セキュリティ強度 | NIST | Brainpool | Curve25519 |
---|---|---|---|
128bit | 256 | 256 | 256 |
192bit | 384 | 384 | - |
256bit | 521 | 512 | - |
ハッシュ関数とセキュリティ強度
セキュリティ強度 | 署名に使用 | HMACに使用 |
---|---|---|
80bit | SHA-1 | - |
112bit | SHA-224 | - |
128bit | SHA-256 | SHA-1 |
192bit | SHA-384 | SHA-224 |
256bit | SHA-512 | SHA-256 |
ref: Keylength - NIST Report on Cryptographic Key Length and Cryptoperiod (2020)
特徴としては以下です。
- HMACに使用した場合はほぼそのままが強度になる
- 署名に使用した場合は半分の値が強度になる
なぜ署名のケースとHMACのケースで異なるのか
ハッシュ関数の持つ、原像計算困難性と強衝突耐性の違いによるためです。
HMACの方は原像攻撃に対する耐性で算出され、署名の方は誕生日攻撃に対する耐性で算出されています。
原像計算困難性
ハッシュ値からメッセージを発見することが困難となる性質です。
一方向ハッシュ関数と呼ばれるくらいなので、原像(元のメッセージ)を計算することができない事が必要ですね。
強衝突耐性
ハッシュ値が一致する二つのメッセージを見つける際の耐性です。
これは誕生日のパラドクスと呼ばれる理論から、ビット数の半分の試行回数で済みます。
最近だとGoogleがSHA-1の強衝突耐性について、実際に同じハッシュになるPDFを公開してます。
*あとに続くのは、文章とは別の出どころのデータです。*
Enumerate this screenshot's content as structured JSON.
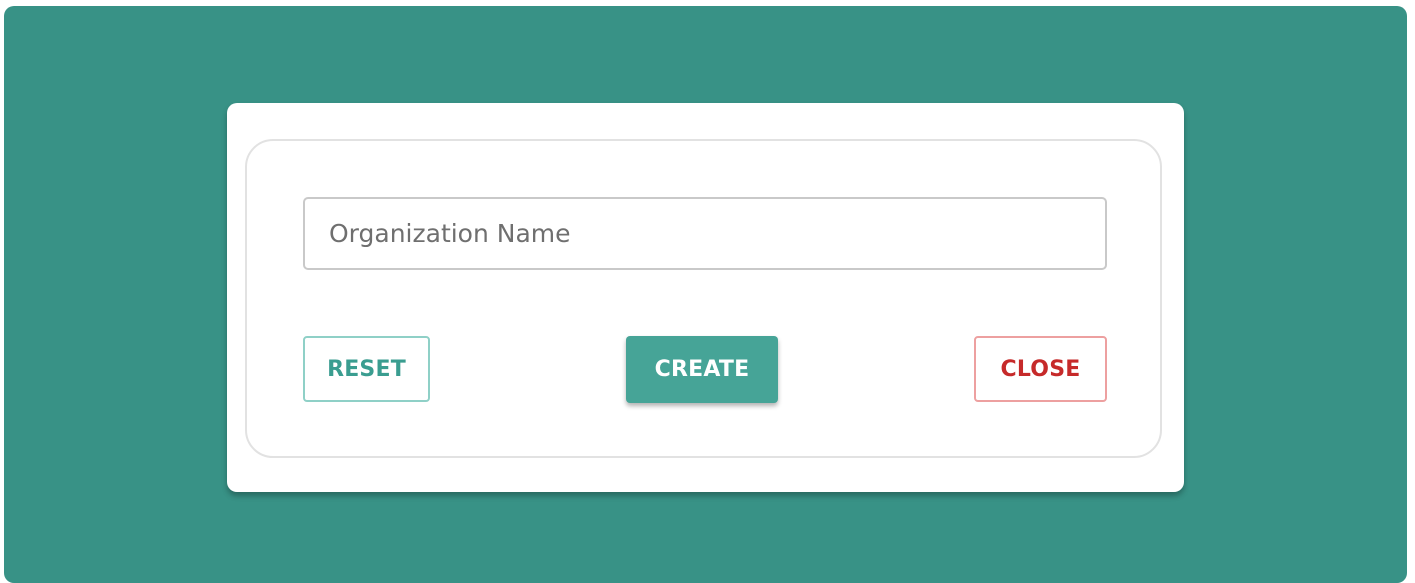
{
  "form": {
    "organization_name": {
      "value": "",
      "placeholder": "Organization Name"
    },
    "buttons": {
      "reset_label": "RESET",
      "create_label": "CREATE",
      "close_label": "CLOSE"
    }
  },
  "colors": {
    "backdrop": "#389286",
    "primary": "#46a497",
    "danger": "#c62a2a"
  }
}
Google Online Security Blog: Announcing the first SHA1 collision
第2原像計算困難性(弱衝突耐性)
ちなみに弱衝突耐性と呼ばれる第2原像計算困難性もあります。
これはあるメッセージAがハッシュ値Zになるという前提条件の元で、同じハッシュ値ZになるメッセージBが見つけられるかどうかの耐性です。
これができるとハッシュ値で正当性を担保していたファイルのすり替えなどが可能になってしまいます。
弱とありますが強衝突耐性よりも計算は困難です
まとめ
最低でも128bitのセキュリティ強度をもつ暗号や署名を使いましょう。
一方で鍵長が長くなればパフォーマンスが低下するので、鍵長の短いECCを使うなどバランスも考慮しましょう。